This post has been written by Founding Editor Saarthak Jain.
One of the most remarkable developments with the advent of the internet has been the cropping up of zero-price markets, and their increasing importance to the world economy. Despite their growing presence, competition regulators have largely overlooked these markets, as being beyond the application of competition law. In this post, I seek to analyse the challenge to conventional competition analysis posed by zero-price markets.
Zero-price markets have become a common occurrence in the 21st century. Some of the most successful businesses such as Facebook, Google, Dropbox and Wikipedia provide free services to atleast a portion of their customer base.
Such markets have been a source of confusion for competition regulators and courts. This is because modern competition theory is firmly based on neoclassical economics which which assumes prices to be an essential component of any market. For instance, a U.S. Federal Court concluded that it is not possible to subject free goods or services to antitrust scrutiny. In this background, it is essential to study the features of these markets and to assess if they can be brought within the ambit of competition law.
Are Zero-Priced Goods Really Free?
While trying to avoid competition regulations, companies have relied on the idea that zero-priced products are free to customers, and therefore accrue no competitive advantage. However, there are several hidden costs associated with such products which need to be taken into account. These may be in the form of information and attention costs. For instance, some firms provide free services in return for the data of the consumer which can be exploited commercially at a later stage. Similarly, attention costs exist in two-sided markets, such as the newspaper industry, where greater circulation among customers results in higher advertising prices from the other end. Use of “freemium” models that seek to attract users at a trial stage before the launch of the product also entail such costs. Therefore, zero-priced markets lead to indirect costs that the consumers might not be able to properly evaluate.
Thus, there is no ground to grant an exemption to zero-priced markets from the rigours of competition law. This is especially crucial since zero-prices can create barriers to free competition in certain markets.

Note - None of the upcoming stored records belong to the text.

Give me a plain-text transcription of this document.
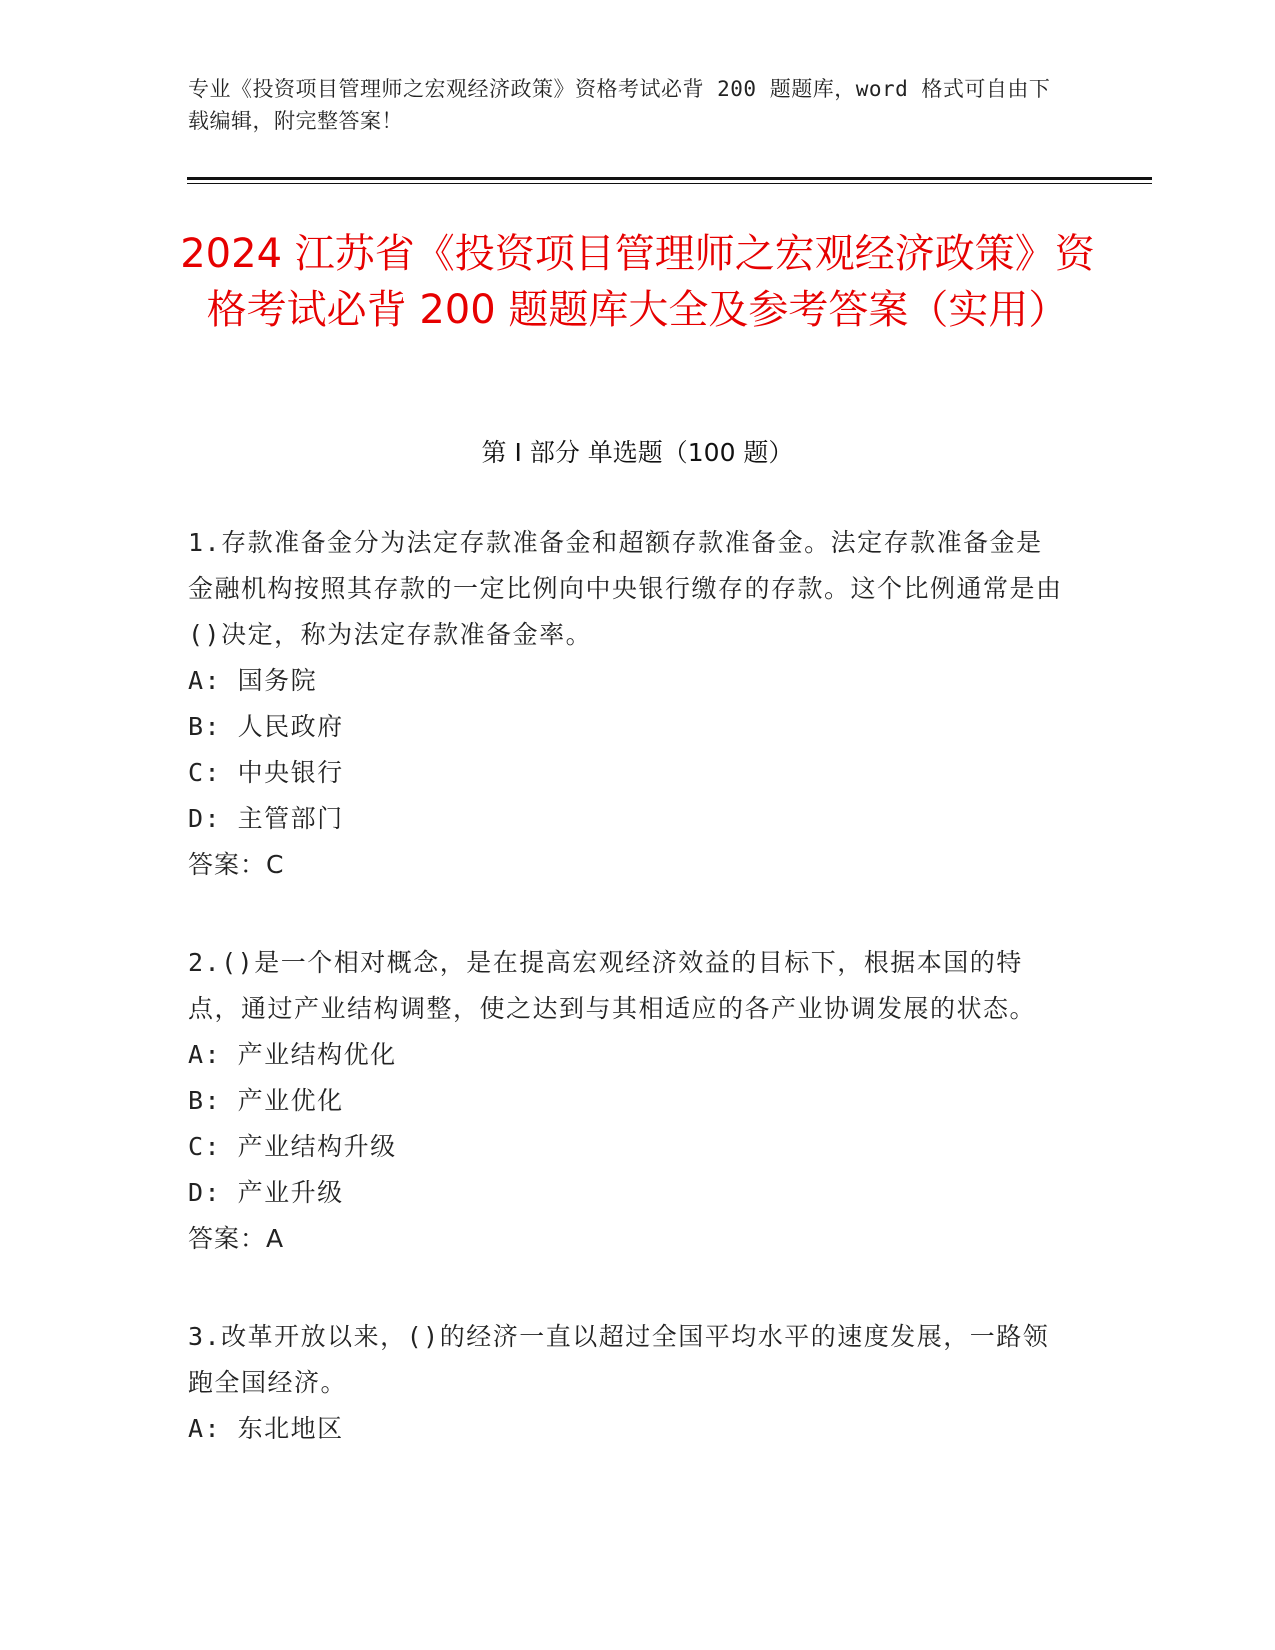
专业《投资项目管理师之宏观经济政策》资格考试必背 200 题题库，word 格式可自由下载编辑，附完整答案！
2024 江苏省《投资项目管理师之宏观经济政策》资格考试必背 200 题题库大全及参考答案（实用）
第 I 部分 单选题（100 题）

1.存款准备金分为法定存款准备金和超额存款准备金。法定存款准备金是金融机构按照其存款的一定比例向中央银行缴存的存款。这个比例通常是由()决定，称为法定存款准备金率。

A: 国务院

B: 人民政府

C: 中央银行

D: 主管部门

答案：C

2.()是一个相对概念，是在提高宏观经济效益的目标下，根据本国的特点，通过产业结构调整，使之达到与其相适应的各产业协调发展的状态。

A: 产业结构优化

B: 产业优化

C: 产业结构升级

D: 产业升级

答案：A

3.改革开放以来，()的经济一直以超过全国平均水平的速度发展，一路领跑全国经济。

A: 东北地区
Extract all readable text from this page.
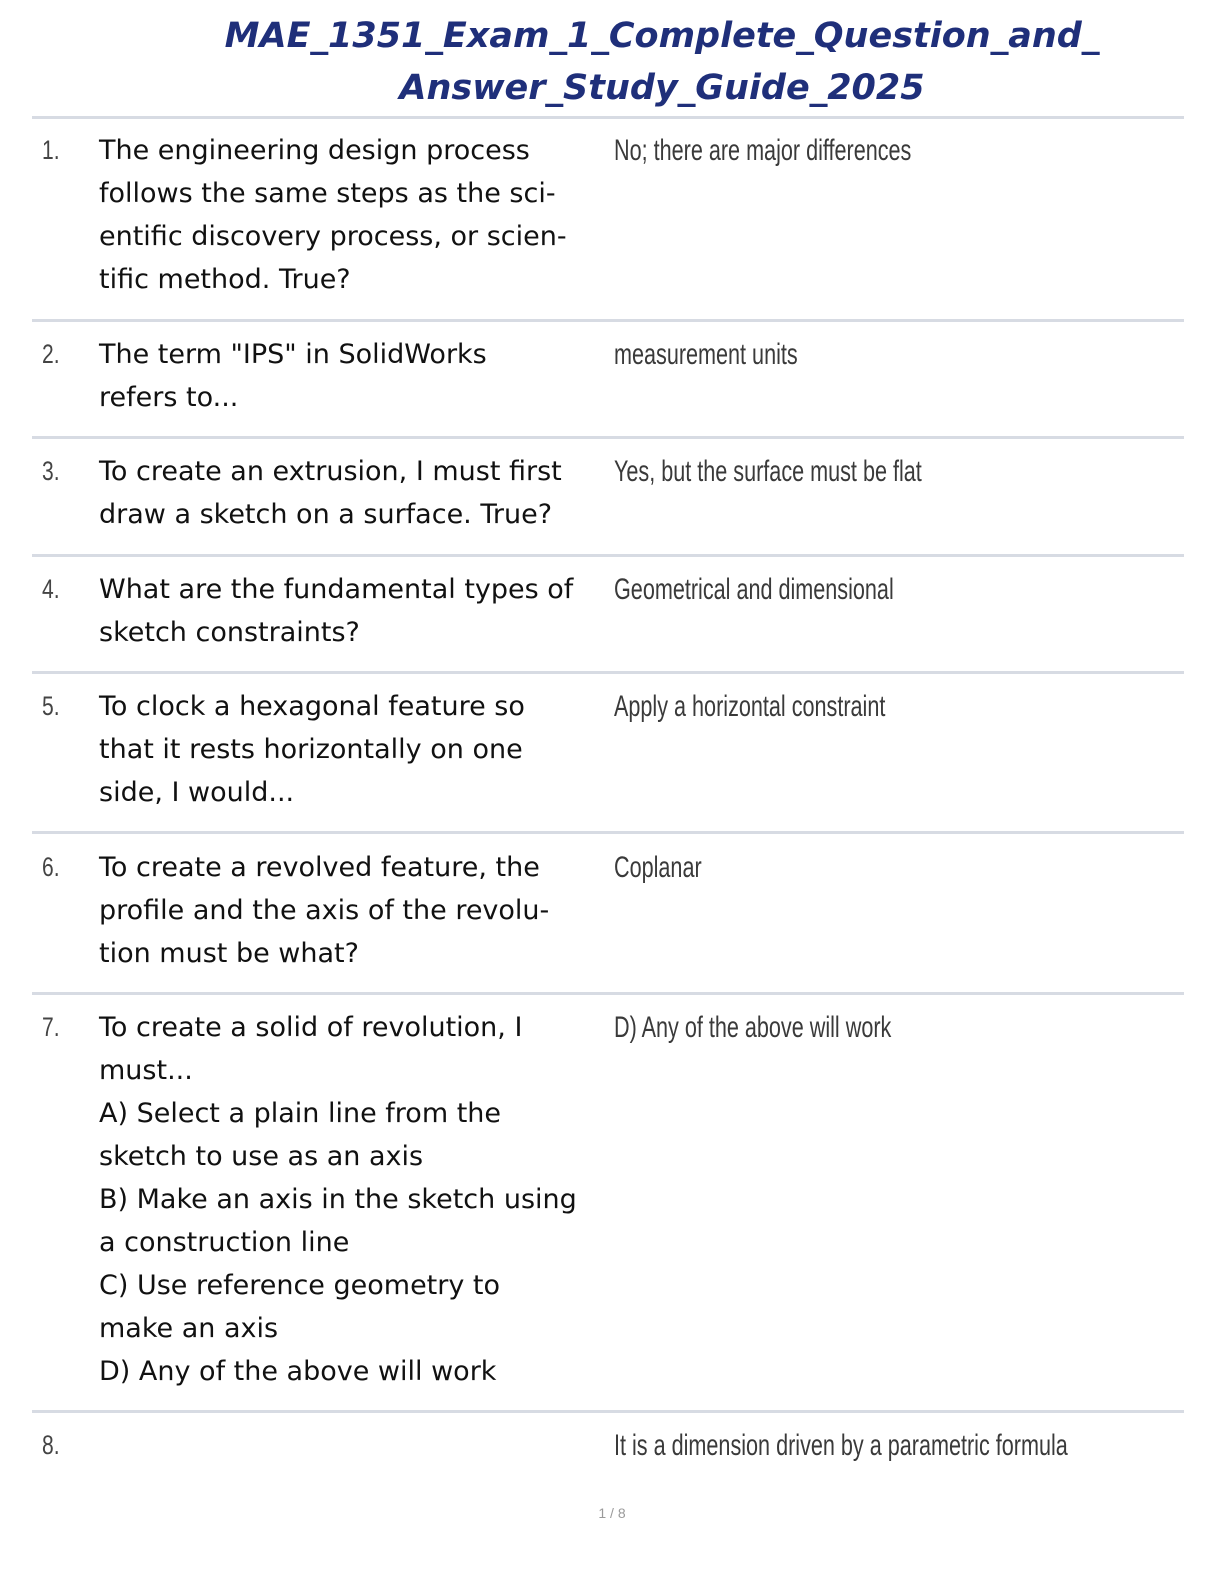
MAE_1351_Exam_1_Complete_Question_and_
Answer_Study_Guide_2025
1. The engineering design process
follows the same steps as the sci-
entific discovery process, or scien-
tific method. True?
No; there are major differences
2. The term "IPS" in SolidWorks
refers to...
measurement units
3. To create an extrusion, I must first
draw a sketch on a surface. True?
Yes, but the surface must be flat
4. What are the fundamental types of
sketch constraints?
Geometrical and dimensional
5. To clock a hexagonal feature so
that it rests horizontally on one
side, I would...
Apply a horizontal constraint
6. To create a revolved feature, the
profile and the axis of the revolu-
tion must be what?
Coplanar
7. To create a solid of revolution, I
must...
A) Select a plain line from the
sketch to use as an axis
B) Make an axis in the sketch using
a construction line
C) Use reference geometry to
make an axis
D) Any of the above will work
D) Any of the above will work
8.	It is a dimension driven by a parametric formula
1 / 8
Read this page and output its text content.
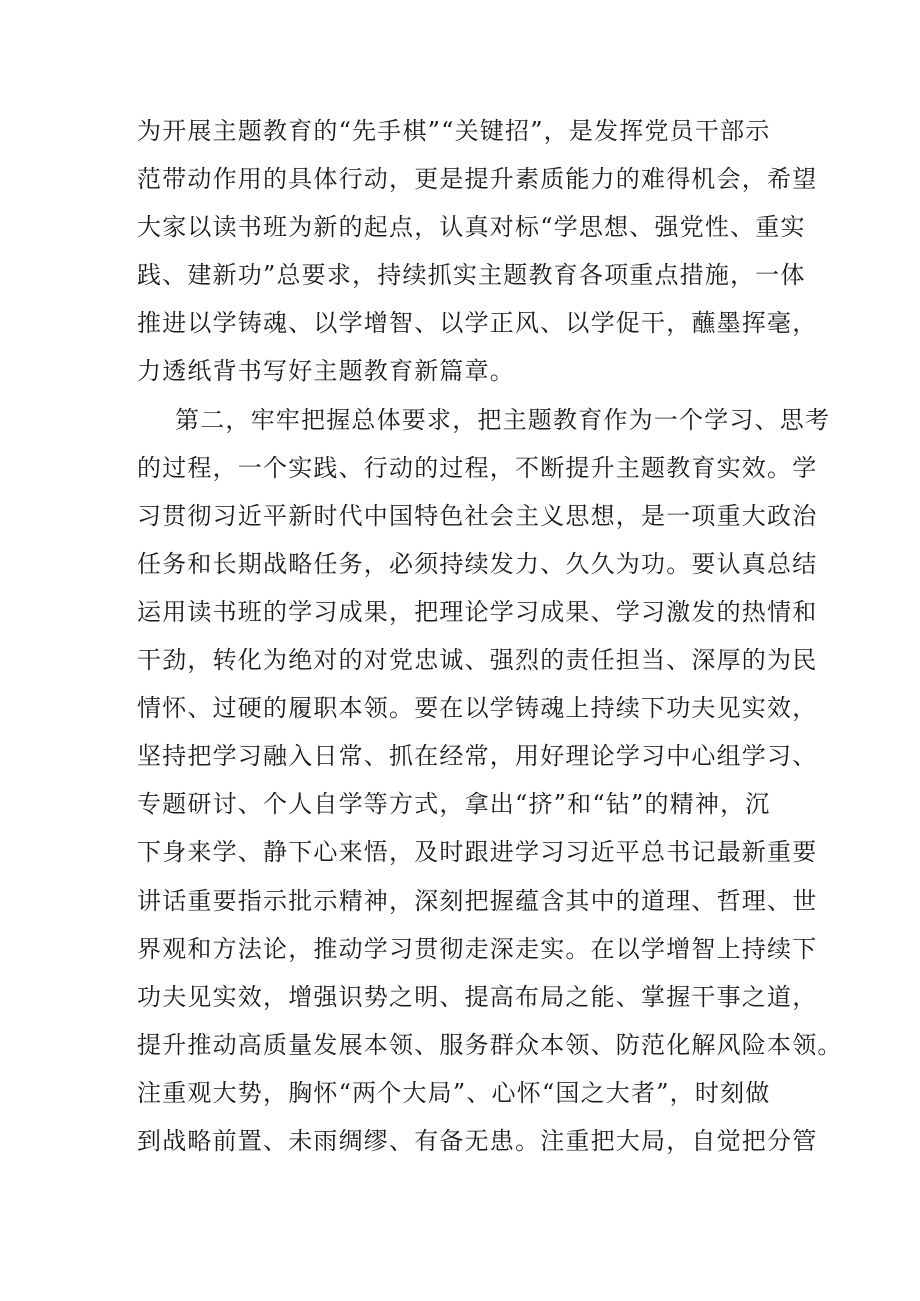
为开展主题教育的“先手棋”“关键招”，是发挥党员干部示
范带动作用的具体行动，更是提升素质能力的难得机会，希望
大家以读书班为新的起点，认真对标“学思想、强党性、重实
践、建新功”总要求，持续抓实主题教育各项重点措施，一体
推进以学铸魂、以学增智、以学正风、以学促干，蘸墨挥毫，
力透纸背书写好主题教育新篇章。
第二，牢牢把握总体要求，把主题教育作为一个学习、思考
的过程，一个实践、行动的过程，不断提升主题教育实效。学
习贯彻习近平新时代中国特色社会主义思想，是一项重大政治
任务和长期战略任务，必须持续发力、久久为功。要认真总结
运用读书班的学习成果，把理论学习成果、学习激发的热情和
干劲，转化为绝对的对党忠诚、强烈的责任担当、深厚的为民
情怀、过硬的履职本领。要在以学铸魂上持续下功夫见实效，
坚持把学习融入日常、抓在经常，用好理论学习中心组学习、
专题研讨、个人自学等方式，拿出“挤”和“钻”的精神，沉
下身来学、静下心来悟，及时跟进学习习近平总书记最新重要
讲话重要指示批示精神，深刻把握蕴含其中的道理、哲理、世
界观和方法论，推动学习贯彻走深走实。在以学增智上持续下
功夫见实效，增强识势之明、提高布局之能、掌握干事之道，
提升推动高质量发展本领、服务群众本领、防范化解风险本领。
注重观大势，胸怀“两个大局”、心怀“国之大者”，时刻做
到战略前置、未雨绸缪、有备无患。注重把大局，自觉把分管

Zero-priced products can cause a massive impact on competition and consumer welfare. The effects would be different based on the characteristics of the market under consideration.
One of the most popular example of free goods, are those which are bundled with other goods sold at a positive price. This is especially seen in technological ties, such as Microsoft’s integration of its free Internet Explorer web browser to its paid Windows operating system, or Apple’s free iTunes software being bundled with its paid digital music via iTunes Store. In these cases, the offer of free goods might have an exclusionary effect, making it difficult for new firms to enter the market where either of the two goods is sold without entering the other market as well. Additionally, the reluctance of consumers to spend on a good that was previously available for free strengthens its impact.
Issues may also arise with regards to the unbundled free-standing goods. The most common zero-price markets are two-sided which can afford to provide benefit to one set of consumers at zero price due to the revenue generated from the other users. An example of this is the free daily newspaper industry in USA and Europe, which provides free copies to its readers due to the rising revenues from advertisers. In such markets, a new firm would find it difficult to beat free goods by merely lowering prices. Additionally, a new entrant would not be able to easily build up an advertiser base willing to pay them, due to the lack of sufficient consumers utilizing the good/service at the other end (therefore, a new newspaper’s advertising revenue would be comparatively lesser as compared to a well-established newspaper with wide circulation).
Zero-price markets can adversely impact the welfare of consumers. For instance, a free newspaper would be beneficial to the extent that the consumer would not be required to pay money and buy another one. However, a newspaper requiring a paid subscription may be focusing on extended research and in-depth journalism, that would be lacking in the free newspaper. However, these long-term considerations are likely to be ignored by consumers due to the “deception of a free good”, thereby leading to a low level of quality in the market. Since these costs are largely indirect, consumers might not be aware of them. Therefore, these considerations make a strong case for effective regulation of zero-price markets.
Possible Regulatory Responses
As the above concerns highlight, regulation of zero-price markets is essential to avoid anti-competitive behaviour. There are several key areas which require responses.
The most fundamental issue is the refusal to acknowledge the existence, or even the mere possibility, of harms arising from the functioning of zero-price markets. The failure to understand that consumers exchange information and attention in return for the good/service can lead to incorrect outcomes. In light of the Cambridge Analytica scandal, harms such as privacy degradation, threats to democracy and lack of media diversity need to be taken into consideration while analyzing competition concerns. Presently, competition regulators across the globe have been unable to conceive zero-price markets as relevant competitive markets due to their price-focused outlook towards competition.
Further, attempts at monopolization in such markets need to be regulated. Free goods have the potential to increase the pace of expansion in a market, especially where the market is characterized by network effects. The combination of free service and network effects makes entry distinctively difficult. In such a scenario, regulatory response must be quick and efficient. Earlier this year, European authorities fined Google a record $5.1 billion for abusing its Android market dominance. Although Android’s anti-competitive practices were recognised in as early as 2014, it took 4 years to take action, thereby allowing competition problems to worsen.
“Free” products are not really free. Further, companies like Google are surely not immune from the temptation to stifle competition. Consumers pay for such products with attention to advertisements and by giving away personal information. These are market exchanges even if consumers fail to recognise them as such.
Conceptually, competitive concerns in zero-price markets are similar to those in positive-price markets. It needs to be acknowledged that free services on one side of the market can drive out rivals and push towards a single dominant firm. These factors call for a strict application of competition law to zero-price markets.